What is it about a title story? It always feels, to me, like the key to the collection. And while it’s true that sometimes a title story is my favourite in a collection, other times, as with “Dance of the Happy Shades”, I wondered why it was selected to bestow its title on the collection. What was it about Miss Marsalles and her piano recitals (er, parties) that set apart this story from the rest?
But I’m getting ahead of myself because first there was “A Trip to the Coast” and “The Peace of Utrecht” to think about.
Each has some interesting older female characters to consider. The grandmother in “A Trip to the Coast” is 78, which she confides to her grand daughter May, although she apparently has kept this fact to herself her entire life. It turns out that there is a significance to her having shared that bit, but readers don’t learn that until later in the story.
Meantime, the grandmother has suggested that the two of them take a trip to the coast. The idea conjures up lovely images for May, who is undoubtedly bored silly in Black Horse, which seems too small to even be called a town, consisting of three houses and a store, a cemetery and an old livery shed. But that’s all the town needs for this story, as it turns out. (And all this story needs is a signature-Alice-Munro ending, as it turns out.)
In “The Peace of Utrecht”, we are introduced to two older female characters Aunt Annie (the emotional one) and Auntie Lou (who isn’t), alongside two sisters in their 30s, Maddy (the daughter who stayed to look after their infirm mother) and Helen (who didn’t).
We meet the older women through Helen’s eyes. She observes:
“As I watch my entertaining old aunts I wonder if old people play such stylized and simplified roles with us because they are afraid that anything more honest might try our patience; or if they do it out of delicacy — to fill the social time — when in reality they feel so far away from us that there is no possibility of communicating with us at all.”
And so it seems is the case, also, with the older female character of Miss Marsalles in “Dance of the Happy Shades”. It seems as though there are many things which she simply does not trouble to explain, perhaps because she simply believes it’s impossible to put them into words.
For her annual party, Mrs.
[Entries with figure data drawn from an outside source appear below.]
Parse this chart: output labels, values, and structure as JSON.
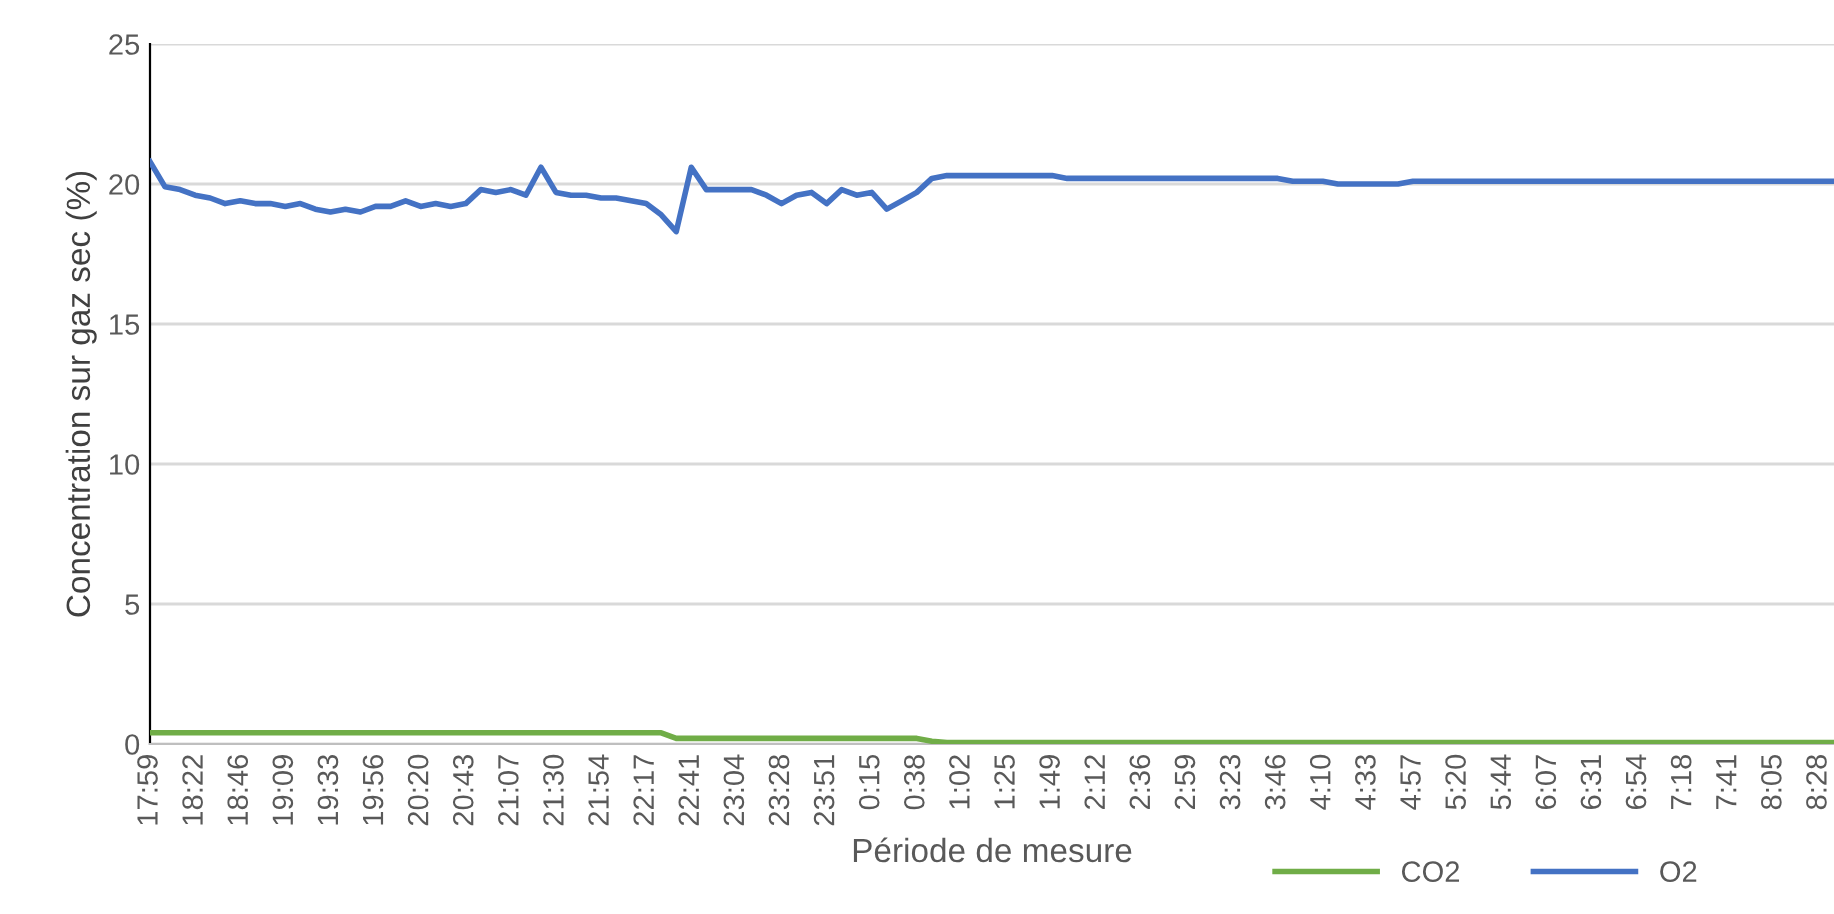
{
  "chart_data": {
    "type": "line",
    "xlabel": "Période de mesure",
    "ylabel": "Concentration sur gaz sec (%)",
    "ylim": [
      0,
      25
    ],
    "yticks": [
      0,
      5,
      10,
      15,
      20,
      25
    ],
    "categories": [
      "17:59",
      null,
      null,
      "18:22",
      null,
      null,
      "18:46",
      null,
      null,
      "19:09",
      null,
      null,
      "19:33",
      null,
      null,
      "19:56",
      null,
      null,
      "20:20",
      null,
      null,
      "20:43",
      null,
      null,
      "21:07",
      null,
      null,
      "21:30",
      null,
      null,
      "21:54",
      null,
      null,
      "22:17",
      null,
      null,
      "22:41",
      null,
      null,
      "23:04",
      null,
      null,
      "23:28",
      null,
      null,
      "23:51",
      null,
      null,
      "0:15",
      null,
      null,
      "0:38",
      null,
      null,
      "1:02",
      null,
      null,
      "1:25",
      null,
      null,
      "1:49",
      null,
      null,
      "2:12",
      null,
      null,
      "2:36",
      null,
      null,
      "2:59",
      null,
      null,
      "3:23",
      null,
      null,
      "3:46",
      null,
      null,
      "4:10",
      null,
      null,
      "4:33",
      null,
      null,
      "4:57",
      null,
      null,
      "5:20",
      null,
      null,
      "5:44",
      null,
      null,
      "6:07",
      null,
      null,
      "6:31",
      null,
      null,
      "6:54",
      null,
      null,
      "7:18",
      null,
      null,
      "7:41",
      null,
      null,
      "8:05",
      null,
      null,
      "8:28",
      null
    ],
    "grid": "y",
    "legend": "bottom right",
    "marker": "none",
    "line_style": "solid",
    "series": [
      {
        "name": "CO2",
        "color": "#70ad47",
        "values": [
          0.4,
          0.4,
          0.4,
          0.4,
          0.4,
          0.4,
          0.4,
          0.4,
          0.4,
          0.4,
          0.4,
          0.4,
          0.4,
          0.4,
          0.4,
          0.4,
          0.4,
          0.4,
          0.4,
          0.4,
          0.4,
          0.4,
          0.4,
          0.4,
          0.4,
          0.4,
          0.4,
          0.4,
          0.4,
          0.4,
          0.4,
          0.4,
          0.4,
          0.4,
          0.4,
          0.2,
          0.2,
          0.2,
          0.2,
          0.2,
          0.2,
          0.2,
          0.2,
          0.2,
          0.2,
          0.2,
          0.2,
          0.2,
          0.2,
          0.2,
          0.2,
          0.2,
          0.1,
          0.05,
          0.05,
          0.05,
          0.05,
          0.05,
          0.05,
          0.05,
          0.05,
          0.05,
          0.05,
          0.05,
          0.05,
          0.05,
          0.05,
          0.05,
          0.05,
          0.05,
          0.05,
          0.05,
          0.05,
          0.05,
          0.05,
          0.05,
          0.05,
          0.05,
          0.05,
          0.05,
          0.05,
          0.05,
          0.05,
          0.05,
          0.05,
          0.05,
          0.05,
          0.05,
          0.05,
          0.05,
          0.05,
          0.05,
          0.05,
          0.05,
          0.05,
          0.05,
          0.05,
          0.05,
          0.05,
          0.05,
          0.05,
          0.05,
          0.05,
          0.05,
          0.05,
          0.05,
          0.05,
          0.05,
          0.05,
          0.05,
          0.05,
          0.05,
          0.05
        ]
      },
      {
        "name": "O2",
        "color": "#4472c4",
        "values": [
          20.8,
          19.9,
          19.8,
          19.6,
          19.5,
          19.3,
          19.4,
          19.3,
          19.3,
          19.2,
          19.3,
          19.1,
          19.0,
          19.1,
          19.0,
          19.2,
          19.2,
          19.4,
          19.2,
          19.3,
          19.2,
          19.3,
          19.8,
          19.7,
          19.8,
          19.6,
          20.6,
          19.7,
          19.6,
          19.6,
          19.5,
          19.5,
          19.4,
          19.3,
          18.9,
          18.3,
          20.6,
          19.8,
          19.8,
          19.8,
          19.8,
          19.6,
          19.3,
          19.6,
          19.7,
          19.3,
          19.8,
          19.6,
          19.7,
          19.1,
          19.4,
          19.7,
          20.2,
          20.3,
          20.3,
          20.3,
          20.3,
          20.3,
          20.3,
          20.3,
          20.3,
          20.2,
          20.2,
          20.2,
          20.2,
          20.2,
          20.2,
          20.2,
          20.2,
          20.2,
          20.2,
          20.2,
          20.2,
          20.2,
          20.2,
          20.2,
          20.1,
          20.1,
          20.1,
          20.0,
          20.0,
          20.0,
          20.0,
          20.0,
          20.1,
          20.1,
          20.1,
          20.1,
          20.1,
          20.1,
          20.1,
          20.1,
          20.1,
          20.1,
          20.1,
          20.1,
          20.1,
          20.1,
          20.1,
          20.1,
          20.1,
          20.1,
          20.1,
          20.1,
          20.1,
          20.1,
          20.1,
          20.1,
          20.1,
          20.1,
          20.1,
          20.1,
          20.1
        ]
      }
    ]
  }
}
Marsalles might be found “waiting in the entrance hall with the tiled floor and the dark, church-vestry smell, wearing rouge, an antique hairdo adopted only on this occasion, and a floor-length dress of plum and pinkish splotches that might have been made out of old upholstery material, startled no one but the youngest children.”
But that was when the party was held in a larger home on a street in Rosedale. Then Miss Marsalles moves to Bank Street. And then she moved to Bala Street. Which is where this year’s party is taking place. And the smaller, significantly-less-well-to-do address is only one aspect of the challenges of this annual event. The sandwiches: oh my, have you seen the sandwiches? ::amplifed tsk-ing::
At first I couldn’t figure out why this story was selected to share its title with the collection, but now that I’ve thought about it, here is my clue:
“But it seems that the girl’s playing like this is something she always expected, and she finds it natural and satisfying; people who believe in miracles do not make much fuss when they actually encounter one.”
Just as Miss Marsalles spots a miracle in the everyday, Alice Munro points to the extraordinary in the ordinary. Her stories remind us that miracles happen every day. One little girl gives the ring from her Cracker Jack box to another little girl. A gate is left open so that a horse can escape slaughter. A boy asks a girl to dance. A woman finds herself a room in which to write stories. Not a lot of fuss in these stories, but they sparkle all the same.
Walker Brothers Cowboy; The Shining Houses; Images JAN19
Thanks for the ride; The Office; An Ounce of Cure (above) JAN26
The Time of Death; Day of the Butterfly; Boys and Girls FEB16
Postcard; Red Dress – 1946; Sunday Afternoon FEB23
A Trip to the Coast; The Peace of Utrecht; Dance of the Happy Shades (above)
Next up in the Must-Read-Everything Alice Munro project?
Beginning on March 9th, Lives of Girls and Women:
The Flats Road; Heirs of the Living Body MAR9
Princess Ida; Age of Faith MAR16
Changes and Ceremonies; Lives of Girls and Women MAR23
Baptizing; Epilogue: The Photographer MAR30
Read them on the bus, in the waiting room, standing in line, in the bath, with lemon cakes, after dinner, before breakfast. Short stories fit perfectly into small pockets of reading time.